Bozzetto: «Che rivoluzione Portarono da noi tecniche spettacolari»

da Milano

«Le trame erano piuttosto scialbe, ma i giapponesi le avevano sceneggiate in modo spettacolare». Bruno Bozzetto se ne intende. È il più famoso creatore di cartoni animati in Italia, autore di tanti filmati di Carosello, ma anche sperimentatore di nuove tecniche di animazione: nel 1991 è stato nominato al premio Oscar per il cortometraggio animato Cavallette.

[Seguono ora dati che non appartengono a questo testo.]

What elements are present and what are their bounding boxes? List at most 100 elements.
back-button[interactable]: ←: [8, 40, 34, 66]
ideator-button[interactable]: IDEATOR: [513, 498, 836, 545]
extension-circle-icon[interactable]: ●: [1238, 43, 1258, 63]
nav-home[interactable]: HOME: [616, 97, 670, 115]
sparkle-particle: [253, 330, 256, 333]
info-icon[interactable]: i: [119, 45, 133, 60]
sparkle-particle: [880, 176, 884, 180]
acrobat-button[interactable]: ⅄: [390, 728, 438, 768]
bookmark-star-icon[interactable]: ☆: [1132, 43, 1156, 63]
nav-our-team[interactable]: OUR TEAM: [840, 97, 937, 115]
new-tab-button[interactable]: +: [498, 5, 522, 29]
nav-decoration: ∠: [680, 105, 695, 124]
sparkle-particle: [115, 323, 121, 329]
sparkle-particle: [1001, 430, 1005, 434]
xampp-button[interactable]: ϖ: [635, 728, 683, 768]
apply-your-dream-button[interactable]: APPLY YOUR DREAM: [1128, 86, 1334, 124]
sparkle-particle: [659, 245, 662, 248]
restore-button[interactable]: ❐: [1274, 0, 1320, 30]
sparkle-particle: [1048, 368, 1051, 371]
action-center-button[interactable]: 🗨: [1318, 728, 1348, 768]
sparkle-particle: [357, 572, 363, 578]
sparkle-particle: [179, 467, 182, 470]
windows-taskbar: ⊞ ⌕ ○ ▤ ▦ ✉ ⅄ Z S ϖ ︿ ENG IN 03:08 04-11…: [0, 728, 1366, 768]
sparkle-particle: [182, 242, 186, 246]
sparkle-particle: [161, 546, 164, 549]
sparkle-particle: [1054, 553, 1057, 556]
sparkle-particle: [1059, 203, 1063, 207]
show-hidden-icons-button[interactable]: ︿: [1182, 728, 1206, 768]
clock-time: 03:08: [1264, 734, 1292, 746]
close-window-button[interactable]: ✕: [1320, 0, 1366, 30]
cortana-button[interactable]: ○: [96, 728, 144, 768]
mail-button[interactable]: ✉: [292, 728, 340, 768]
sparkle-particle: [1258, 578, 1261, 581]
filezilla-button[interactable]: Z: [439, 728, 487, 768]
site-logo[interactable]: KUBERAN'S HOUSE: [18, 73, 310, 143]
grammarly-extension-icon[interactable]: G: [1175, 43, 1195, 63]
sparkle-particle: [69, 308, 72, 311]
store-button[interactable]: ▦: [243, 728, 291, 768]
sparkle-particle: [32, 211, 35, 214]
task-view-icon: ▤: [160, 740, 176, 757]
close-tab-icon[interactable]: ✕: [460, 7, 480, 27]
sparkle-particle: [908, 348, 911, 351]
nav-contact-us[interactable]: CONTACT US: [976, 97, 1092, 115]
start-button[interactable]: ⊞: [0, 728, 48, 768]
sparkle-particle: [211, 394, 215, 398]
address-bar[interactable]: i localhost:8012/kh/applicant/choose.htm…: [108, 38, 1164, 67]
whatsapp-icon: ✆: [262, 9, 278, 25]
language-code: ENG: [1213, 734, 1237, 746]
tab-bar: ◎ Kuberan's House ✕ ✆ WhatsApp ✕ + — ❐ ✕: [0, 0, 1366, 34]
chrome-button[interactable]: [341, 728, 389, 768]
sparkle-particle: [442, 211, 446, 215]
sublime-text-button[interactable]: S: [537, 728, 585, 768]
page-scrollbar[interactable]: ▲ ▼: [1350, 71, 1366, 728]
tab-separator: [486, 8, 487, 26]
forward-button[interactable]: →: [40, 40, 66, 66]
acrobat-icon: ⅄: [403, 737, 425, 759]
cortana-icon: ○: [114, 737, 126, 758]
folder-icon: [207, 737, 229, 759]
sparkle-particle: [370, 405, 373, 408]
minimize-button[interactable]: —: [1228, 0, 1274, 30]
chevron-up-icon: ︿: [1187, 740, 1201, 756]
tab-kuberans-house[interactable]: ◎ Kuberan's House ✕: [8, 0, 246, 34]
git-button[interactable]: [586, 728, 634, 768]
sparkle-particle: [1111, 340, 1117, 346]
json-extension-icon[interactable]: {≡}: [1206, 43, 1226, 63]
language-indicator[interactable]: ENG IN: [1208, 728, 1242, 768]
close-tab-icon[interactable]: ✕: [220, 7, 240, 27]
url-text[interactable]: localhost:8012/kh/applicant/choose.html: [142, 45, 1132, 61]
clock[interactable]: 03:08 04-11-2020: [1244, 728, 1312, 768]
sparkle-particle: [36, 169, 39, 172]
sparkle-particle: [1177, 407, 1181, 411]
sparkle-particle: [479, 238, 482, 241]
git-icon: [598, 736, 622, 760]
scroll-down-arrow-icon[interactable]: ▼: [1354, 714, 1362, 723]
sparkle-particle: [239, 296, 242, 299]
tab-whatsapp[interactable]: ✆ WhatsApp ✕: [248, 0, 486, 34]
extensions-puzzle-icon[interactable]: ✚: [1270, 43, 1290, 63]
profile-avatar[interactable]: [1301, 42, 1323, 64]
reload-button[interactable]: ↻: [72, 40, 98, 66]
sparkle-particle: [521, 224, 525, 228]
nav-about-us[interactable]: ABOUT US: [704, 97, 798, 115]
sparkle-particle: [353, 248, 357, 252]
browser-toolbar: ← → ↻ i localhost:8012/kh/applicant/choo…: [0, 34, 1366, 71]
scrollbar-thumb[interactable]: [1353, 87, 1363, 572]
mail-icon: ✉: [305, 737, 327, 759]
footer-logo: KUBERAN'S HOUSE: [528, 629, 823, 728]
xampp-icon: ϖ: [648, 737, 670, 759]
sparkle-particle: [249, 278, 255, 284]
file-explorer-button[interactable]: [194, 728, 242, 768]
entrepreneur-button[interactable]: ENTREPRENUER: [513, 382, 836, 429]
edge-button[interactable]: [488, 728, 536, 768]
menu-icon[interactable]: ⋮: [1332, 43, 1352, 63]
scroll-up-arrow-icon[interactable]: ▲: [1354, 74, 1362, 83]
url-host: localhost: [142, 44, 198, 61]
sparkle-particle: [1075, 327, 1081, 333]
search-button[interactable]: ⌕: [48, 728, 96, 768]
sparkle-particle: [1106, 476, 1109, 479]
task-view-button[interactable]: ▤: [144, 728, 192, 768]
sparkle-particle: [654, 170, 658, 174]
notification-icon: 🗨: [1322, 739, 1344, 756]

Oggi ha 70 anni e ricorda perfettamente i suoi figli incollati alla televisione, a bocca aperta davanti ai nuovi eroi made in Japan. «I combattimenti di Goldrake venivano inquadrati dall’alto, dal basso, da sotto l’ascella del mostro, da in mezzo alle gambe del robot, proprio come accade nei fumetti. La tecnica si rivelò efficacissima. I nostri bambini, trent’anni fa, erano abituati alle inquadrature fisse degli Antenati di Hanna & Barbera, perciò rimanevano incantati guardando Heidi, Ufo Robot e le altre “anime” che da allora divennero un appuntamento fisso del pomeriggio. Si è formata così un’intera generazione di disegnatori italiani assai influenzata dallo stile giapponese». Anche le sigle erano importantissime. «Fondamentali, ma non solo per la Tv dei ragazzi. All’epoca le sigle godevano di un’altissima considerazione. Erano l’unico elemento fisso, riconoscibile dei programmi, quello che non cambiava mai e che quindi restava più impresso nei telespettatori. Venivano composte con cura maniacale». Oggi i cartoni animati sono molto cambiati: «Heidi e Ufo Robot erano semplici, essenziali. Adesso i disegni sono più raffinati e realistici, anche quando sviluppano trame fantasiose». E nonostante i cartoni giapponesi siano ancora protagonisti nella gran parte del palinsesto dedicato ai più piccoli, la nuova rivoluzione sembra arrivare dall’America. «L’ha fatta Matt Groening creando i Simpson, poi si sono aggiunti i Griffin e South Park. Piacciono ai ragazzini perché sono buffi e divertenti, ma anche agli adulti dato che trattano temi della vita quotidiana, problemi all’ordine del giorno. In pratica, possono essere letti a più livelli e hanno allargato il bacino del pubblico». Ora come allora, la vera rivoluzione in Tv passa per l’Auditel.